Trustees might also consider appointing a Data Protection Officer (DPO), although this is not a legal requirement for most charities. A DPO can provide expert advice, monitor compliance, and serve as a point of contact for data protection authorities. Even smaller charities can benefit from designating a staff member or trustee with specific responsibility for data protection.
Finally, trustees should be aware that GDPR is not a set-and-forget regulation. Regular review and updating of policies and procedures will be required to ensure they keep pace with any changes in your charity’s activities or the regulatory environment. Privacy notices, for example, should be reviewed annually or whenever there are significant changes in data processing activities. Staff should also be reminded of their data protection responsibilities on an ongoing basis through regular communications and refresher training sessions.
Testing your incident response procedures through simulated breach scenarios is another best practice that trustees should be aware of. This will help you to identify any weaknesses in your procedures and ensure staff know how to act swiftly and appropriately in the event of a real incident. Any lessons learnt during these tests should be fed back into updated procedures and training.
Conclusion
GDPR has fundamentally changed how charities manage donor data, placing a much greater emphasis on transparency, accountability, and individual control over personal data. Trustees who can navigate these changes and build a robust data protection culture within their charity will not only ensure compliance with the GDPR but also enhance their relationships with donors, potentially leading to more effective fundraising and engagement.
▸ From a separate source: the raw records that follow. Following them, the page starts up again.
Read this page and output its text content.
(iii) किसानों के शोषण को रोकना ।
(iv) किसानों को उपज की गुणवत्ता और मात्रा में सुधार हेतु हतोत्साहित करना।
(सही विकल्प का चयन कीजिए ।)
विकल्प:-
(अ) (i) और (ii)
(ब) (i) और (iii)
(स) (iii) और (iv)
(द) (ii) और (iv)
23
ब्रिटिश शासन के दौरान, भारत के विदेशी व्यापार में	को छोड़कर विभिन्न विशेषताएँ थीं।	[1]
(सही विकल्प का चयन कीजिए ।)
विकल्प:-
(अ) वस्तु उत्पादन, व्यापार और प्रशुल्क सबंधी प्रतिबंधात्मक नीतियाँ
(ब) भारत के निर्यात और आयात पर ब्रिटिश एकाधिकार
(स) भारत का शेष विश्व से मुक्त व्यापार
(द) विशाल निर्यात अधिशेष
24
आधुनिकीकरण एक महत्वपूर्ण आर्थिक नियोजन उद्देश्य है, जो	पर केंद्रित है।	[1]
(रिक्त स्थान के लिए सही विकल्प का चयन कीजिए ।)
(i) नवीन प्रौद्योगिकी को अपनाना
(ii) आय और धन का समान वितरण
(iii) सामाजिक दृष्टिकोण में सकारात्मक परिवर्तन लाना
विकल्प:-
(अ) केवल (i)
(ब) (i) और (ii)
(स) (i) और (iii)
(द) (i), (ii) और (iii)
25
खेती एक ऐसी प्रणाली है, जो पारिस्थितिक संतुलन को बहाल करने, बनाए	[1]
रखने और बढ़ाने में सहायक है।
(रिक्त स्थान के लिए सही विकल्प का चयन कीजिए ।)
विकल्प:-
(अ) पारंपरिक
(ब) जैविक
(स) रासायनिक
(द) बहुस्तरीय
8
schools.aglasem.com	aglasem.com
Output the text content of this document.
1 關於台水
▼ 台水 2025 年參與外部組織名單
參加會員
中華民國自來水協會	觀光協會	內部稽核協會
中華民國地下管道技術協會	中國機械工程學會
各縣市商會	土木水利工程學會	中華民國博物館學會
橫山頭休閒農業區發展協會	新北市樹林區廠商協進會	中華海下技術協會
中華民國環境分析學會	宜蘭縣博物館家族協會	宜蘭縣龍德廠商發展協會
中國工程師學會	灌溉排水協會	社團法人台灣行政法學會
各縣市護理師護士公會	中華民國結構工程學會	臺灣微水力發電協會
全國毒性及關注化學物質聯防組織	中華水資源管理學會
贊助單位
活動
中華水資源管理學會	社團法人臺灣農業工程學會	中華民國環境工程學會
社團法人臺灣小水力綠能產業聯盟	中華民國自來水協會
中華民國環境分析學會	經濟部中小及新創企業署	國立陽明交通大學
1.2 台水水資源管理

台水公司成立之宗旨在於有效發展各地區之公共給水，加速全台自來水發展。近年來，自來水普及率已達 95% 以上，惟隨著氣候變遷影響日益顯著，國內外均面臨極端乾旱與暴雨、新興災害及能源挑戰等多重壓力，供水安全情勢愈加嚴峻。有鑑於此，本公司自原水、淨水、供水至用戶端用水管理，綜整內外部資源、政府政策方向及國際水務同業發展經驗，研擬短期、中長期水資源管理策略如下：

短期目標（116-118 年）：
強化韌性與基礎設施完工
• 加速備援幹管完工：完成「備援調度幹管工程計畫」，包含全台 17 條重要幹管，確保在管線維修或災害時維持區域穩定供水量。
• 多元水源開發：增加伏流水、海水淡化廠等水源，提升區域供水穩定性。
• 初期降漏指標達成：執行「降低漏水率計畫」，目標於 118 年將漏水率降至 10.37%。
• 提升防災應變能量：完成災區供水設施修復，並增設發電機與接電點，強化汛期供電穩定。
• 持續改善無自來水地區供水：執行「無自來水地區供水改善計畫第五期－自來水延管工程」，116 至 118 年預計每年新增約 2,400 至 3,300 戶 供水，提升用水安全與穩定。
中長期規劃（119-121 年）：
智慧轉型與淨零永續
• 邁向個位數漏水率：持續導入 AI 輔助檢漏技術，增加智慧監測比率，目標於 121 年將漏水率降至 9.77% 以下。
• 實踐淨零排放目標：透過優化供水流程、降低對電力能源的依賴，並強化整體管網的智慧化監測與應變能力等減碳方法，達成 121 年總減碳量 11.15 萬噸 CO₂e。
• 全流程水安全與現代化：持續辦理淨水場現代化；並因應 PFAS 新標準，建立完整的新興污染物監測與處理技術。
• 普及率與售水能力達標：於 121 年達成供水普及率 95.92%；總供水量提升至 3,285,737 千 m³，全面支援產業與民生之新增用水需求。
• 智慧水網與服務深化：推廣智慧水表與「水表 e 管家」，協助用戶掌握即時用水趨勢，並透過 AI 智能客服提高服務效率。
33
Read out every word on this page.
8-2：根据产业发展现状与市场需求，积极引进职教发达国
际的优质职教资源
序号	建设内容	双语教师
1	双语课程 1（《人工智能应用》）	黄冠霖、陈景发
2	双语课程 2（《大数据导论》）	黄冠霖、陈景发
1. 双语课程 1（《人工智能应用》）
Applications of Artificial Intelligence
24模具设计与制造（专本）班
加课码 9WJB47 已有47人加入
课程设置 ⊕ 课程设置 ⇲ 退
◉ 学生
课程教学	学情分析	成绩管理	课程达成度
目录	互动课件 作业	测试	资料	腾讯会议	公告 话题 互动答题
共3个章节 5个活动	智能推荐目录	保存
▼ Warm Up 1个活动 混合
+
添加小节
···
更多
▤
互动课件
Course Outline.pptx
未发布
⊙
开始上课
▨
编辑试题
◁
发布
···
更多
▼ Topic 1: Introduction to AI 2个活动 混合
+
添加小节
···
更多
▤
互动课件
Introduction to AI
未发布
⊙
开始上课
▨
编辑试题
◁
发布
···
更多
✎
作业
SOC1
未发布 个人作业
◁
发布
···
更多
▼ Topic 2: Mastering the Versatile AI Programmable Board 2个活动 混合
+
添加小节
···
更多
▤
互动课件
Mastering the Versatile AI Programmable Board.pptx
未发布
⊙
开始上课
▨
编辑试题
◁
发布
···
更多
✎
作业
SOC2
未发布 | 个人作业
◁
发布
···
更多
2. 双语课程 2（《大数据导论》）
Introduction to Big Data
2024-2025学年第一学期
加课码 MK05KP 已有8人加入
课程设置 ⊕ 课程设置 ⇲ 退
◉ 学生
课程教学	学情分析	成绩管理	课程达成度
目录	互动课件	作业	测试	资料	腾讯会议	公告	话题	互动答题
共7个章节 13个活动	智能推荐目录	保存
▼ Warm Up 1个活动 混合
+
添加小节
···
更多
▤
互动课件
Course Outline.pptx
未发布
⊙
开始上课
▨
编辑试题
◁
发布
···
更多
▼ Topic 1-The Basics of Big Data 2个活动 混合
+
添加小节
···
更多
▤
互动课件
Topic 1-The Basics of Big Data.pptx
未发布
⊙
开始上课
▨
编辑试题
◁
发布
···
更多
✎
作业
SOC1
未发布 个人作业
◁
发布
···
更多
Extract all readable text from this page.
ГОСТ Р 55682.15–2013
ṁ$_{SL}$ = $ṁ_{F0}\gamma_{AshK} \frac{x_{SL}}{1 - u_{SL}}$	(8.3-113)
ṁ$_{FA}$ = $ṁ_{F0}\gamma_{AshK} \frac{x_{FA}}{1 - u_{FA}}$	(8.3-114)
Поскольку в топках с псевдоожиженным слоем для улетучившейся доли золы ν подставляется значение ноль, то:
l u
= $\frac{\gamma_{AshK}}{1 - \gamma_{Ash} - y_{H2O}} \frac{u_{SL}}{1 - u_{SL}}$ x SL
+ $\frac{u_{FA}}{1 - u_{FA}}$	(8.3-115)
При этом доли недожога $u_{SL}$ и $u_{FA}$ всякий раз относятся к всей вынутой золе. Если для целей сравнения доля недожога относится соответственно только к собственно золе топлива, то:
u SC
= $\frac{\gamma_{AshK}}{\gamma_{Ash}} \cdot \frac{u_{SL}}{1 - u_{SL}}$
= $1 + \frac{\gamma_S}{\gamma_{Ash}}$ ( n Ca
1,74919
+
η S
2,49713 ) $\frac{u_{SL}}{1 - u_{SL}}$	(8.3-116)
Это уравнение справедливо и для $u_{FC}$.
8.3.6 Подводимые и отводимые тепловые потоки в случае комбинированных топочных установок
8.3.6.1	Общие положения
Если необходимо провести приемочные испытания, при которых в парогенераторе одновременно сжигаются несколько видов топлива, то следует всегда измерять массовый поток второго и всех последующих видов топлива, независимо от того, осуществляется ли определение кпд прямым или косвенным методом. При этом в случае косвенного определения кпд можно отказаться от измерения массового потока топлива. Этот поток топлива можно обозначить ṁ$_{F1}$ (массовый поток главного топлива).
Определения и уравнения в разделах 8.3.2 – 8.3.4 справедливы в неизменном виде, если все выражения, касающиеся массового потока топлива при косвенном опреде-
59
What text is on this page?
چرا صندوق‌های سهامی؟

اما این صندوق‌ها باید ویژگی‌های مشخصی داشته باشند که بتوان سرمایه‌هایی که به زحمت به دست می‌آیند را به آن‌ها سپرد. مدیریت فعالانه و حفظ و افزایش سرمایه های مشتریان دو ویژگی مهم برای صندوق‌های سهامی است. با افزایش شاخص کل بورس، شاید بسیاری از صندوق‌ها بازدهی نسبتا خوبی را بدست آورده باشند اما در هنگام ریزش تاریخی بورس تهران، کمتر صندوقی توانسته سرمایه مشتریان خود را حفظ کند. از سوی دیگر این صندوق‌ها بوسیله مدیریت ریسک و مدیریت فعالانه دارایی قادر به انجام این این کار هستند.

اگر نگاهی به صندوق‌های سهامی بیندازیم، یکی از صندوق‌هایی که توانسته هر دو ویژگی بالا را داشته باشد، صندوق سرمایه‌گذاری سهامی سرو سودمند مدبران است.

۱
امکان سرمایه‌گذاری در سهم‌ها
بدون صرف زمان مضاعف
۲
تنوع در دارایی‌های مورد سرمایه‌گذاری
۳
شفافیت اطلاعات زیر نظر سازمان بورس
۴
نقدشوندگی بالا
However, trustees need to be aware that GDPR is not just a technical issue to be resolved with the right software and procedures; it’s a cultural shift that needs to be embedded within the charity. This shift starts with the trustees themselves and must be championed by the board, showing a commitment to data protection and privacy at the highest level.
Trustees should also consider investing in regular data protection training for all staff members who handle donor data, ensuring that training is comprehensive, ongoing, and role-specific. Designating a Data Protection Officer (DPO), although not legally required for most charities, can also be a beneficial step. Even smaller charities can benefit from assigning a staff member or trustee with specific responsibility for data protection.
Finally, trustees should remember that GDPR is not a one-time project; it’s an ongoing process. Regular review and updating of policies and procedures will be necessary to keep pace with any changes in the charity’s activities or the regulatory environment. Trustees should encourage staff to regularly remind themselves of their data protection responsibilities through ongoing communications and refresher training.